O recurso foi apresentado após a negativa de liminar em primeira instância no mandado de segurança movido pelo parlamentar. No agravo de instrumento, a defesa alegou nulidades no processo de cassação, incluindo questionamentos sobre a legitimidade do denunciante, suposta inépcia da denúncia, cerceamento de defesa e irregularidades na condução da Comissão Processante.
Na decisão, o magistrado destacou que o caso envolve discussão constitucional sobre quem possui legitimidade para iniciar um processo de cassação. O desembargador mencionou o artigo 55 da Constituição Federal, que prevê iniciativa da Mesa Diretora ou de partido político com representação, contrapondo-se ao Decreto-Lei 201/67, que admite denúncia por “qualquer eleitor”.
Diogo Pítsica afirmou que há “dúvida razoável” sobre a legalidade da instauração do processo e considerou prudente que o tema seja analisado pelo colegiado do Tribunal. O relator também citou precedente do próprio TJSC sinalizando entendimento de que a denúncia para cassação deve partir de partido político ou da Mesa Diretora.

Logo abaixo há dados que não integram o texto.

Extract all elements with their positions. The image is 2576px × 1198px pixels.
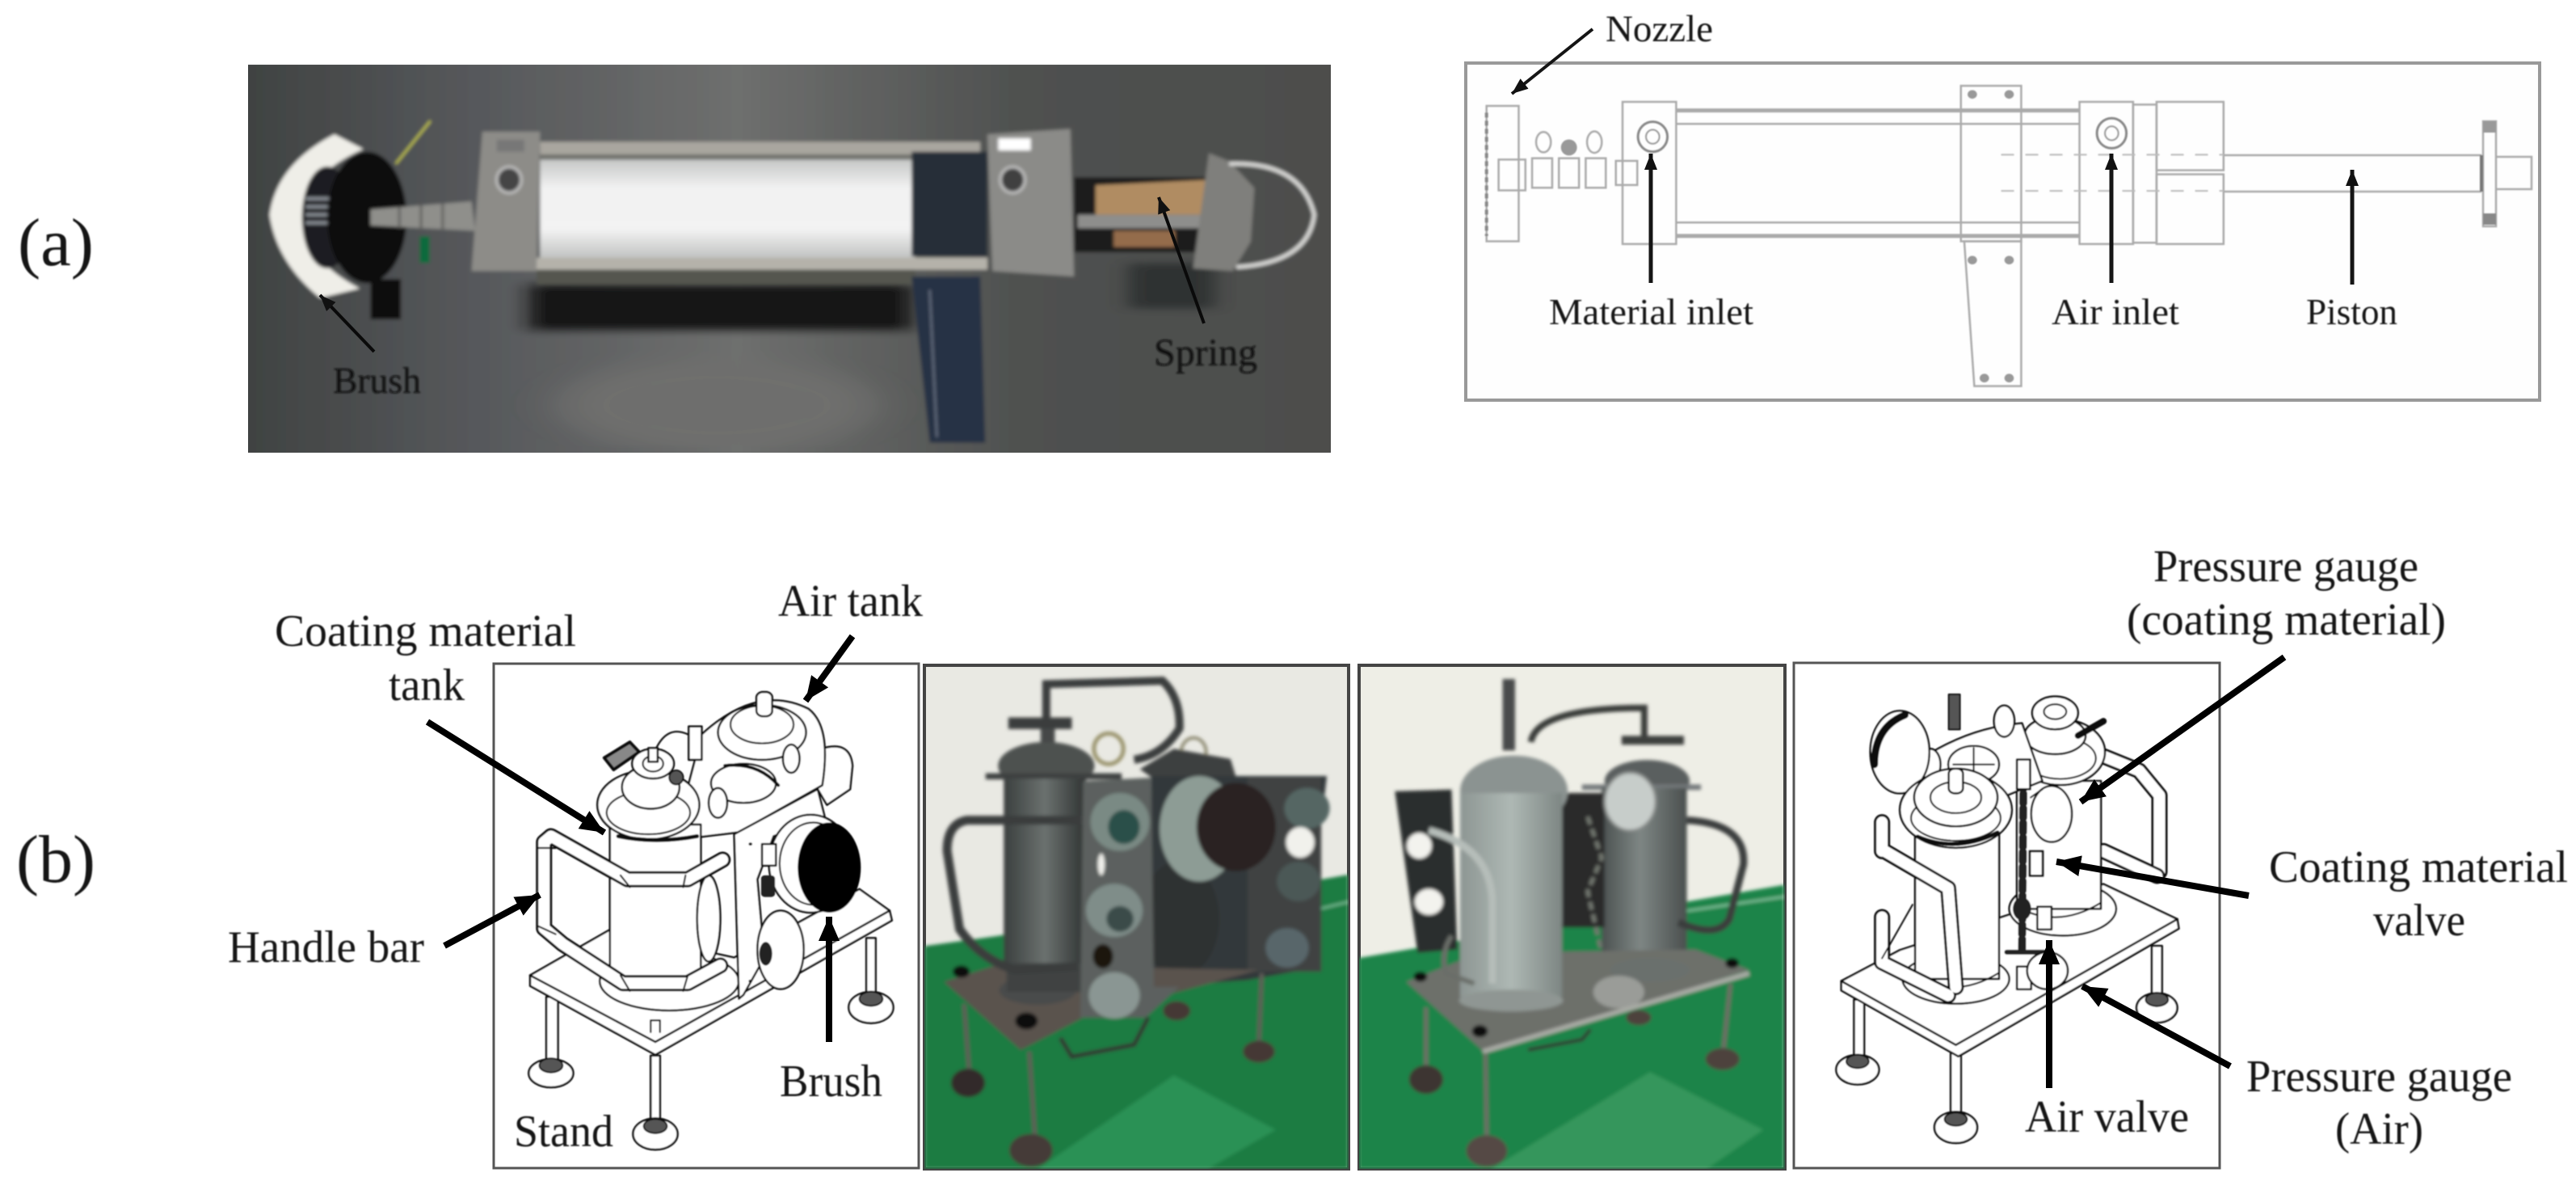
panel: spray gun schematic [1466,8,2540,400]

Com isso, o desembargador determinou a suspensão imediata do processo de cassação até o julgamento definitivo do agravo de instrumento, evitando, segundo a decisão, a consolidação de atos que possam ser considerados nulos futuramente.
Investigação
Os autos do inquérito na Polícia Civi, conforme o jornalista Marcelo Lula noticiou com exclusividade, apontam que a investigação contra o vereador Almir Vieira (Progressistas) revelou um suposto esquema de “rachadinha” dentro da Câmara de Blumenau. Os documentos trazem diálogos entre investigados, incluindo conversas em que uma ex-servidora denunciante é chamada de “nojenta”.
A Polícia Civil sustenta a existência de uma suposta organização criminosa voltada à obtenção de vantagens financeiras ilícitas. Segundo a investigação, Mara Vieira teria papel na gestão dos recursos e articulação dos repasses.
Os autos também citam servidores e assessores envolvidos na movimentação de valores em espécie.
A Justiça entendeu que havia indícios de continuidade das práticas mesmo após diligências policiais. Com isso, Almir Vieira foi afastado do cargo por 180 dias, enquanto o caso segue em andamento.